8. NLTK

Natural Language Toolkit or NLTK is an API to process text data. A lot of Natural Language Processing NLP tasks may be accomplished with NLTK.

[1]:
text = [
    'Data Science from Scratch: First Principles with Python',
    'Data Science for Business: What You Need to Know about Data Mining and Data-Analytic Thinking',
    'Practical Statistics for Data Scientists',
    'Build a Career in Data Science',
    'Python Data Science Handbook',
    'Storytelling with Data: A Data Visualization Guide for Business Professionals',
    'R for Data Science: Import, Tidy, Transform, Visualize, and Model Data',
    'Data-Driven Science and Engineering: Machine Learning, Dynamical Systems, and Control',
    'A Hands-On Introduction to Data Science',
    'Intro to Python for Computer Science and Data Science: Learning to Program with AI, Big Data and The Cloud',
    'How Finance Works: The HBR Guide to Thinking Smart About the Numbers',
    'The Intelligent Investor: The Definitive Book on Value Investing.

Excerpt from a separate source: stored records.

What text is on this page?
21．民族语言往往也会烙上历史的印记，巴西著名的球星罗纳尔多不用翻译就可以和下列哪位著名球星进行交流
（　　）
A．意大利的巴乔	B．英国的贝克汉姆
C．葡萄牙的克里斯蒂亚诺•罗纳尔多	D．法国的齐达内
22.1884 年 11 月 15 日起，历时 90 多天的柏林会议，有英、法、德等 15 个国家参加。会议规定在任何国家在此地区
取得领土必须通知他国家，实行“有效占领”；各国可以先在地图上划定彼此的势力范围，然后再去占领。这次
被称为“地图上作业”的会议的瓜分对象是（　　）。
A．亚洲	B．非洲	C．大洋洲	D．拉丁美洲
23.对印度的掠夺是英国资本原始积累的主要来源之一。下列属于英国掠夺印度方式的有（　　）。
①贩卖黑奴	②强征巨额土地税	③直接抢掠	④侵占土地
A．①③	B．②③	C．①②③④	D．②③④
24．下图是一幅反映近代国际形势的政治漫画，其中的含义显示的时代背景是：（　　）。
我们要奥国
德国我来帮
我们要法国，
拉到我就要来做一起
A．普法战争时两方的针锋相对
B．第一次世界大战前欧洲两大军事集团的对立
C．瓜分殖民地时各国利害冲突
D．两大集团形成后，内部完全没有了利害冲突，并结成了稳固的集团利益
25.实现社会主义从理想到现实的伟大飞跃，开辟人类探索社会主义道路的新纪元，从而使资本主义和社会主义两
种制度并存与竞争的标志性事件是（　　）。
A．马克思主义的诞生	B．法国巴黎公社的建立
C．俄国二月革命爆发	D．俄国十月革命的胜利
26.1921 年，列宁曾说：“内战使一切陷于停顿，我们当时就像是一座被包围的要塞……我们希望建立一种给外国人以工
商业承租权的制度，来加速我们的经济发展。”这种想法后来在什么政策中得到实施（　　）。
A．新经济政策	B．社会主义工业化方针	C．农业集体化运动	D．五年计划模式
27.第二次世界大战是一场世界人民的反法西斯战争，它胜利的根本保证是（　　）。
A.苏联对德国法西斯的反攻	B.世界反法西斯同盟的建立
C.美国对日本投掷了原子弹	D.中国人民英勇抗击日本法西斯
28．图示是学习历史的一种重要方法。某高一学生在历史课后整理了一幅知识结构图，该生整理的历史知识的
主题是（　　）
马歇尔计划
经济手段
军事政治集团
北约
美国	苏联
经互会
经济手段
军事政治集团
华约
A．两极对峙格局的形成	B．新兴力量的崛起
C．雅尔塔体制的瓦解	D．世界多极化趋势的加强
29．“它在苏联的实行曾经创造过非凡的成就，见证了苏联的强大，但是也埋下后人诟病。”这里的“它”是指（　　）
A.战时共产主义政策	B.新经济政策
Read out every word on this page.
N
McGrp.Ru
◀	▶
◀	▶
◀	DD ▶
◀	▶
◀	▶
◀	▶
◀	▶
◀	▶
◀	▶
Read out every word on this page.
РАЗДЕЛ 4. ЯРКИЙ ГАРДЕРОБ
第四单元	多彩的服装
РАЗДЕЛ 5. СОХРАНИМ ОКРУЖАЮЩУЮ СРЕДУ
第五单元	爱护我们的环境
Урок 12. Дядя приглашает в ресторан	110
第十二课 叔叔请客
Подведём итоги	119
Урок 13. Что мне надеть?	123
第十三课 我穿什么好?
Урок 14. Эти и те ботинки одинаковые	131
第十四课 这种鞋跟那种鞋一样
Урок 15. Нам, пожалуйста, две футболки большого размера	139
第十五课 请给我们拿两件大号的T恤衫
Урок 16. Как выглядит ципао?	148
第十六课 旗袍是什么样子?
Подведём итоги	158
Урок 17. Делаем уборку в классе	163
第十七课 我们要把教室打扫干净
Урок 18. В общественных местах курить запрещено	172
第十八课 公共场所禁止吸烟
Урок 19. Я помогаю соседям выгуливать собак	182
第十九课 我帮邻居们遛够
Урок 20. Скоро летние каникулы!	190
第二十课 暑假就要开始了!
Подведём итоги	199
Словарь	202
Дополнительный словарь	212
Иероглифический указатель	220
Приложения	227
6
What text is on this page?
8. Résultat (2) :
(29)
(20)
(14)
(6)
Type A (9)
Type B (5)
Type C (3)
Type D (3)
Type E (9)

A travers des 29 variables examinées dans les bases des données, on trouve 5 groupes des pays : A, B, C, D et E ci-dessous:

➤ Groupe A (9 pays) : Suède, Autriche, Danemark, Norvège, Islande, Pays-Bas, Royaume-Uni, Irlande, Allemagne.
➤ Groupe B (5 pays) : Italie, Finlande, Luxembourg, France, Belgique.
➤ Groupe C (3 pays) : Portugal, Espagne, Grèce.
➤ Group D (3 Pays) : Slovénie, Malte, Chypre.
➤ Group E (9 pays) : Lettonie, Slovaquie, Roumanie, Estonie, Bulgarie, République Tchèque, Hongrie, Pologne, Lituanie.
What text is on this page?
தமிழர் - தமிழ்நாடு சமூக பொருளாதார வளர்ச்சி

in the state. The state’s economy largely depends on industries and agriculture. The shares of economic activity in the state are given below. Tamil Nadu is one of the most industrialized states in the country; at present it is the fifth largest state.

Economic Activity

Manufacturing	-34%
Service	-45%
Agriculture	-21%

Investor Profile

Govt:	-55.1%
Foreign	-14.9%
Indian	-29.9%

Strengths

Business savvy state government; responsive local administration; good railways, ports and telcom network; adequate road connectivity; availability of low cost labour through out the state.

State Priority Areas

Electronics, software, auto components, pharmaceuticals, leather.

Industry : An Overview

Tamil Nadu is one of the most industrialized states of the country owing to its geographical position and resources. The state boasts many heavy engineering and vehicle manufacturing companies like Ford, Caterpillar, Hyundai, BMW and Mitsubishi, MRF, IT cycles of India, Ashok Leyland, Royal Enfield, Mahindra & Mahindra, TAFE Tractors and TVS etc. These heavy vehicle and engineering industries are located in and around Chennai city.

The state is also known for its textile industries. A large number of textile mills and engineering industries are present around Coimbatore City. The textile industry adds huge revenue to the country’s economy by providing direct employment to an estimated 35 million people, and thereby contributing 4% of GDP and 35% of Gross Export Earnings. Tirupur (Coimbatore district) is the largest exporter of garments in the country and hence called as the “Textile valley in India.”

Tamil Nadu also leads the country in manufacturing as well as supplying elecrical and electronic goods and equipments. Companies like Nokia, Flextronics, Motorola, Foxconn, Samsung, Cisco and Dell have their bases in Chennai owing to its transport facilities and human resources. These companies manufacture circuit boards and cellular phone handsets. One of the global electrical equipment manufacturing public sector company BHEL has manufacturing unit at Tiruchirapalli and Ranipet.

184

A Book of Practical Counsel',
    'Introduction to Finance: Markets, Investments, and Financial Management',
    'Python for Finance: Mastering Data-Driven Finance',
    'The Infographic Guide to Personal Finance: A Visual Reference for Everything You Need to Know',
    'Personal Finance For Dummies',
    'Corporate Finance For Dummies',
    'Lords of Finance: The Bankers Who Broke the World',
    'Real Estate Finance & Investments',
    'Real Estate Finance and Investments Risks and Opportunities'
]

8.1. Stop words

It is common to remove stop words from a corpus of documents. NLTK has some default and available stop words for different languages. Below, we show how to use the English stop words from NLTK with scikit’s CountVectorizer.

[2]:
from nltk.corpus import stopwords
from sklearn.feature_extraction.text import CountVectorizer
import pandas as pd

stop_words = set(stopwords.words('english'))

vectorizer = CountVectorizer(binary=True, stop_words=stop_words)
X = vectorizer.fit_transform(text).todense()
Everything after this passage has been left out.